Przez ponad tydzień nie wchodziłam z domu. Powoli umierałam. Byłam sama ze sobą. No może nie sama miałam swój ból. I wódkę. Czułam się jakbym nagle była za słaba na ten świat. Bo już nic nie miało sensu. Ani jedzenie, ani picie, ani praca, ani nic. Ruszałam się tylko po to żeby odpalić kolejnego papierosa. Parę razy był u mnie Niall. Raz była też Eleonor. Krzyczała na mnie, ale nie docierały do mnie jej słowa. Wyłączyłam się. Dotarły do mnie tylko jedno.
- dzwonie do Zayn'a- krzyknęła płacząc.
- zrób to, a nigdy więcej mnie nie zobaczcie- powiedziałam zachrypniętym głosem.

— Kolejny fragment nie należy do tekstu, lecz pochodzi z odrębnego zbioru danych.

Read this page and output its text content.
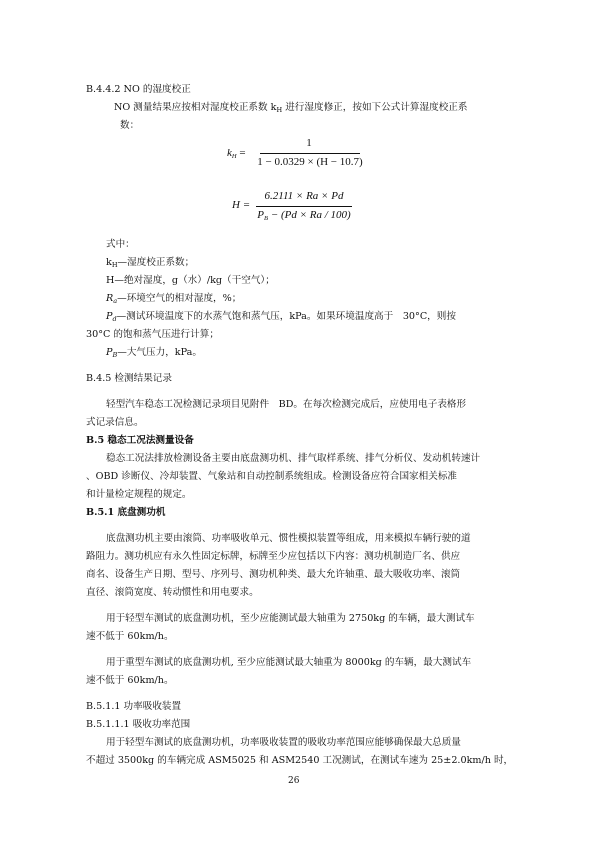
B.4.4.2 NO 的湿度校正
NO 测量结果应按相对湿度校正系数 $k_H$ 进行湿度修正，按如下公式计算湿度校正系
数：
$k_H$ =
1
1 − 0.0329 × (H − 10.7)
H =
6.2111 × Ra × Pd
$P_B - (Pd \times Ra / 100)$
式中：
$k_H—$湿度校正系数；
H—绝对湿度，g（水）/kg（干空气）；
$R_a—$环境空气的相对湿度，%；
$P_d—$测试环境温度下的水蒸气饱和蒸气压，kPa。如果环境温度高于　30°C，则按
30°C 的饱和蒸气压进行计算；
$P_B—$大气压力，kPa。
B.4.5 检测结果记录
轻型汽车稳态工况检测记录项目见附件　BD。在每次检测完成后，应使用电子表格形
式记录信息。
B.5 稳态工况法测量设备
稳态工况法排放检测设备主要由底盘测功机、排气取样系统、排气分析仪、发动机转速计
、OBD 诊断仪、冷却装置、气象站和自动控制系统组成。检测设备应符合国家相关标准
和计量检定规程的规定。
B.5.1 底盘测功机
底盘测功机主要由滚筒、功率吸收单元、惯性模拟装置等组成，用来模拟车辆行驶的道
路阻力。测功机应有永久性固定标牌，标牌至少应包括以下内容：测功机制造厂名、供应
商名、设备生产日期、型号、序列号、测功机种类、最大允许轴重、最大吸收功率、滚筒
直径、滚筒宽度、转动惯性和用电要求。
用于轻型车测试的底盘测功机，至少应能测试最大轴重为 2750kg 的车辆，最大测试车
速不低于 60km/h。
用于重型车测试的底盘测功机, 至少应能测试最大轴重为 8000kg 的车辆，最大测试车
速不低于 60km/h。
B.5.1.1 功率吸收装置
B.5.1.1.1 吸收功率范围
用于轻型车测试的底盘测功机，功率吸收装置的吸收功率范围应能够确保最大总质量
不超过 3500kg 的车辆完成 ASM5025 和 ASM2540 工况测试，在测试车速为 25±2.0km/h 时，
26
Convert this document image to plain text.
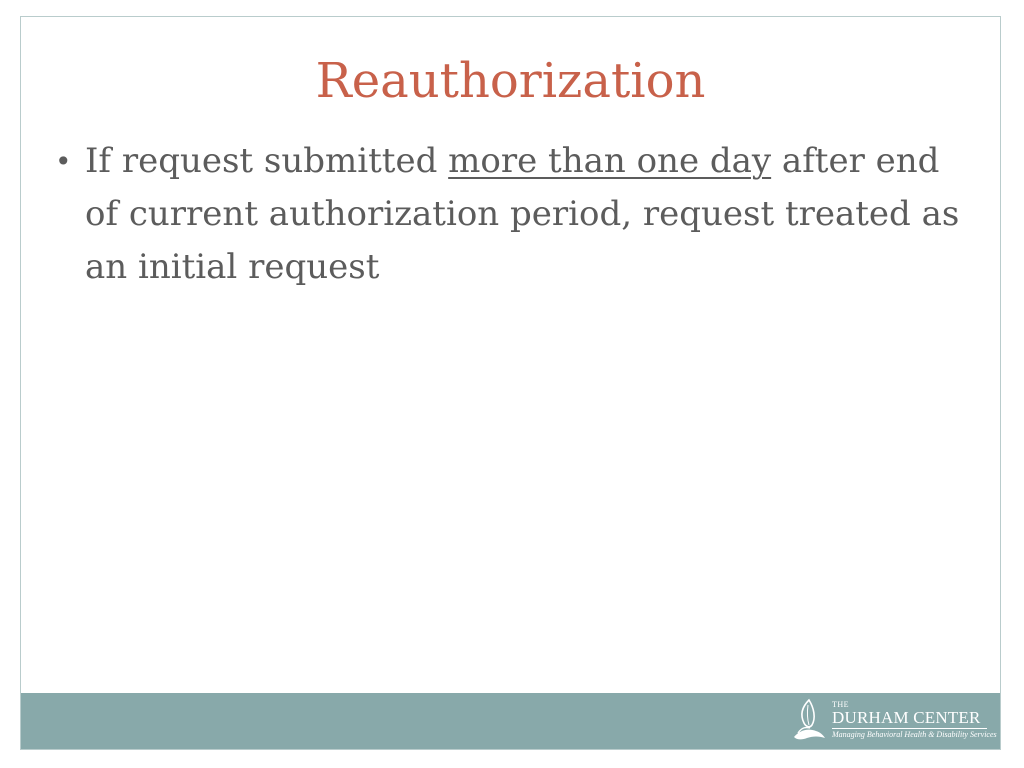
Reauthorization
• If request submitted more than one day after end of current authorization period, request treated as an initial request
THE
DURHAM CENTER
Managing Behavioral Health & Disability Services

Potem znowu nic nie mówiłam. Patrzyłam na nich pusto. I w końcu znowu zostałam sama. Nie krzyczałam, nie płakałam. Tylko siedziałam taka pusta z wielką raną zamiast serca. Nie marząc o niczym innym jak śmierć.
~oczami Niall'a~
Przytuliłem Eleonor. Nie to chciała zobaczyć w swojej przyjaciółce która z resztą wyglądała jak własny cień. Tak drastycznie schudła. Miała okropne cienie pod oczami i wcale się nie odzywała. Ta rozgadana dziewczyna, która dawała nam wszystkim radość którą w sobie nosiła. Teraz zabijała wszystko spojrzeniem tych pustych, strasznych oczu. A Zayn wraca już jutro.

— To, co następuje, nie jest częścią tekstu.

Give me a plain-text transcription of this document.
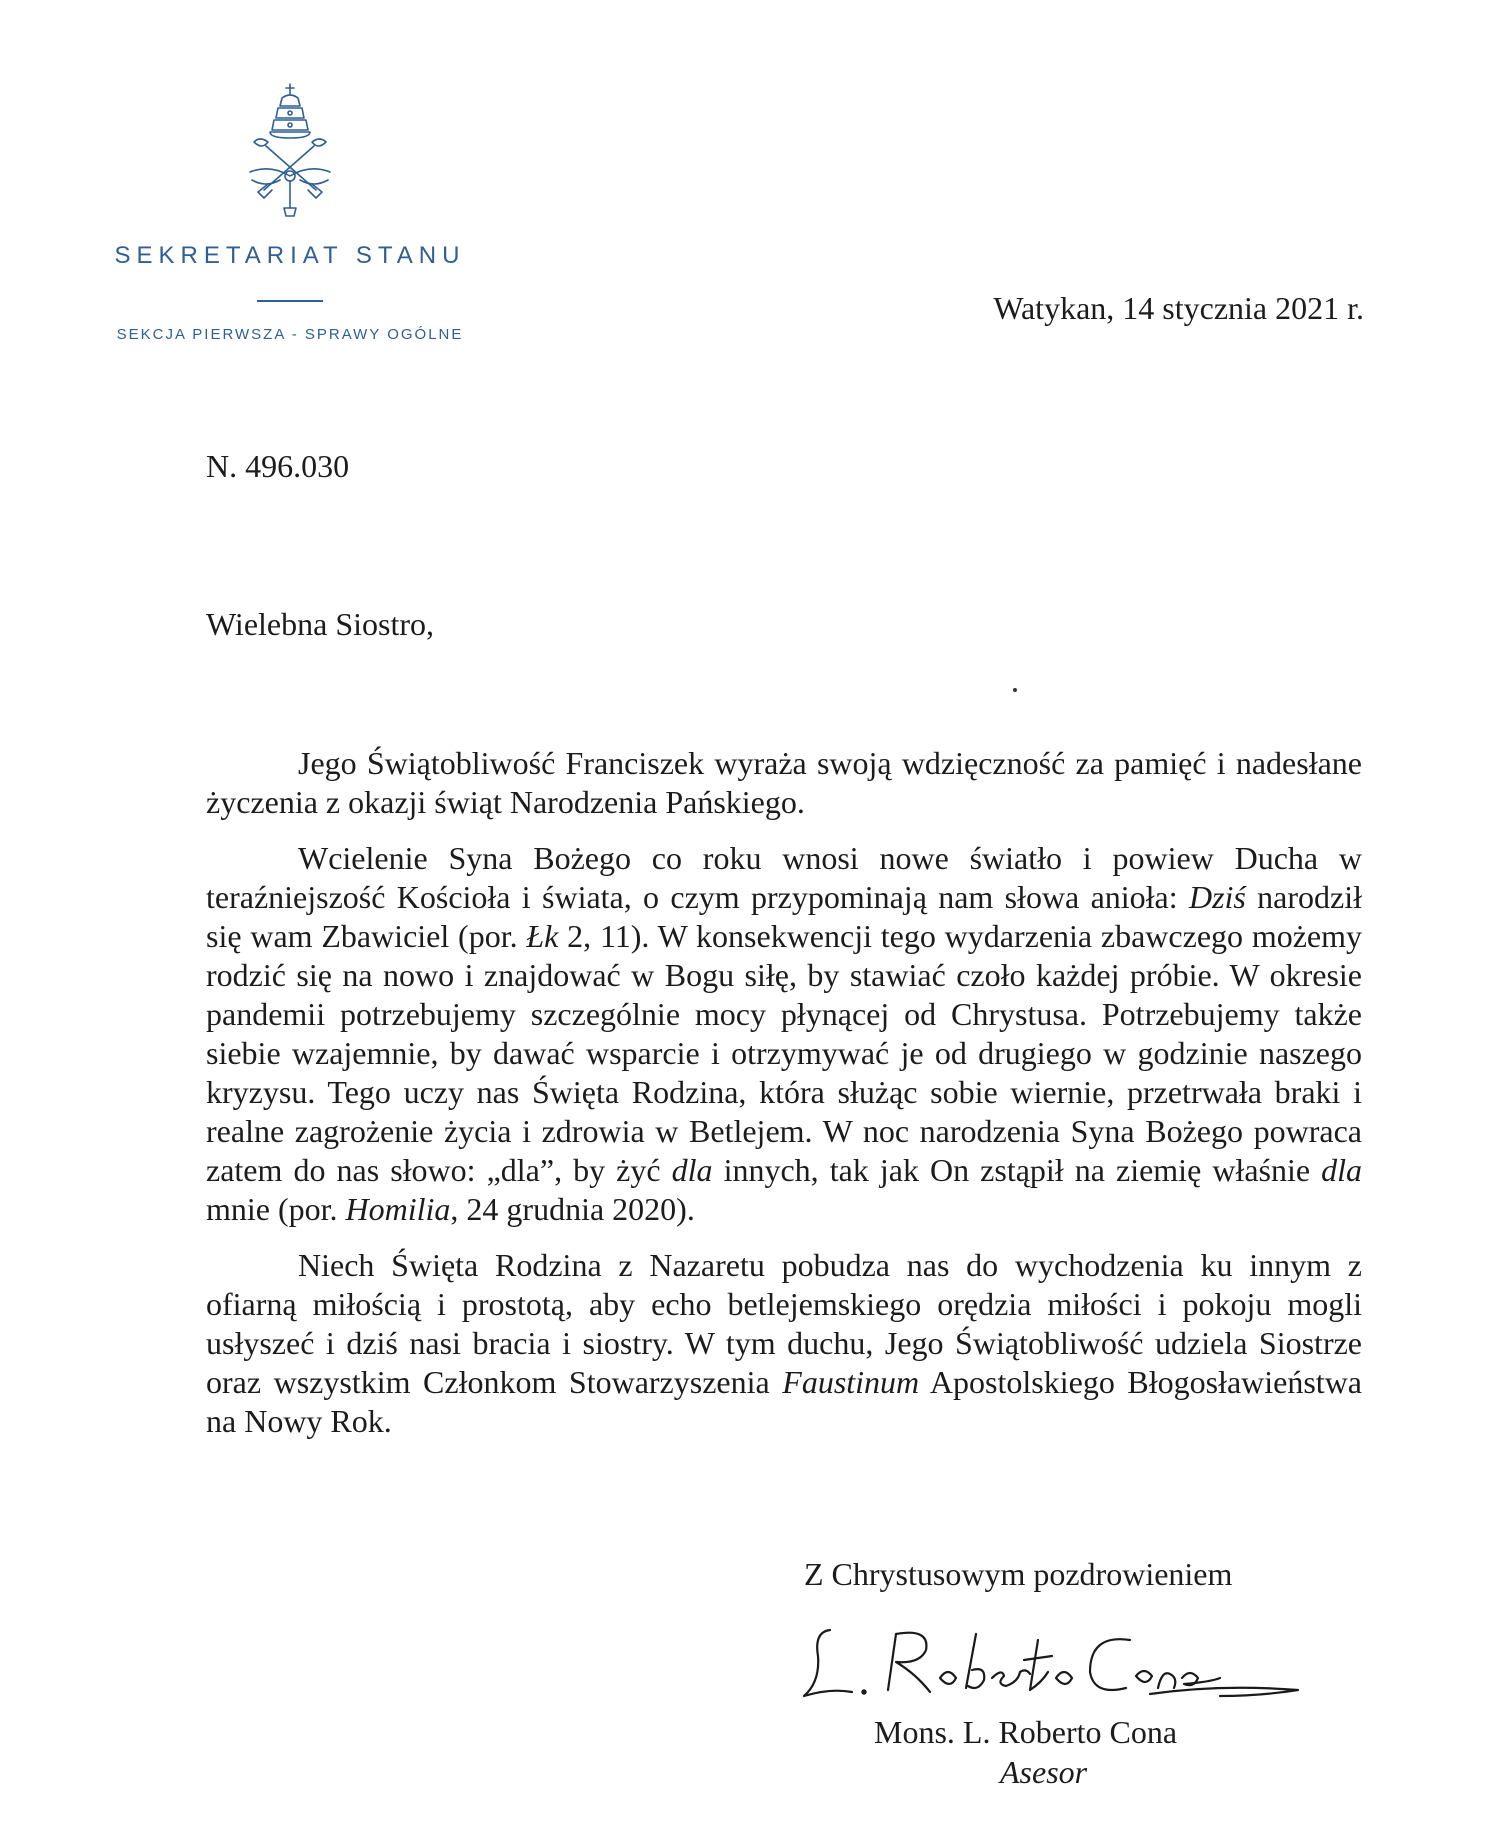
SEKRETARIAT STANU
SEKCJA PIERWSZA - SPRAWY OGÓLNE
Watykan, 14 stycznia 2021 r.
N. 496.030
Wielebna Siostro,

Jego Świątobliwość Franciszek wyraża swoją wdzięczność za pamięć i nadesłane życzenia z okazji świąt Narodzenia Pańskiego.

Wcielenie Syna Bożego co roku wnosi nowe światło i powiew Ducha w teraźniejszość Kościoła i świata, o czym przypominają nam słowa anioła: Dziś narodził się wam Zbawiciel (por. Łk 2, 11). W konsekwencji tego wydarzenia zbawczego możemy rodzić się na nowo i znajdować w Bogu siłę, by stawiać czoło każdej próbie. W okresie pandemii potrzebujemy szczególnie mocy płynącej od Chrystusa. Potrzebujemy także siebie wzajemnie, by dawać wsparcie i otrzymywać je od drugiego w godzinie naszego kryzysu. Tego uczy nas Święta Rodzina, która służąc sobie wiernie, przetrwała braki i realne zagrożenie życia i zdrowia w Betlejem. W noc narodzenia Syna Bożego powraca zatem do nas słowo: „dla”, by żyć dla innych, tak jak On zstąpił na ziemię właśnie dla mnie (por. Homilia, 24 grudnia 2020).

Niech Święta Rodzina z Nazaretu pobudza nas do wychodzenia ku innym z ofiarną miłością i prostotą, aby echo betlejemskiego orędzia miłości i pokoju mogli usłyszeć i dziś nasi bracia i siostry. W tym duchu, Jego Świątobliwość udziela Siostrze oraz wszystkim Członkom Stowarzyszenia Faustinum Apostolskiego Błogosławieństwa na Nowy Rok.

Z Chrystusowym pozdrowieniem
Mons. L. Roberto Cona
Asesor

- jak ona mogła nam to zrobić? -spytała El przez płacz- czemu chce się zabic?
- wiesz dobrze dlaczego- powiedziałem smutno i pomyślałem o tych głupich zaręczynach. Przecież wszyscy widzieli, że Zayn i (t.i) mają romans. Perrie też, ale nigdy nic nie powiedziała, a nawet zgodziła się na ten głupi ślub. - jedziemy do domu.
Wsiedliśmy do mojego samochodu i pojechaliśmy do domu w którym mieszkałem z chłopcami. Droga minęła w milczeniu bo chyba każde nas zastanawiało się jak pomóc (t.i). El wciąż płakała. Gdy dojechaliśmy pod dom wybiegła z samochodu. Dołączyłem do niej na schodkach.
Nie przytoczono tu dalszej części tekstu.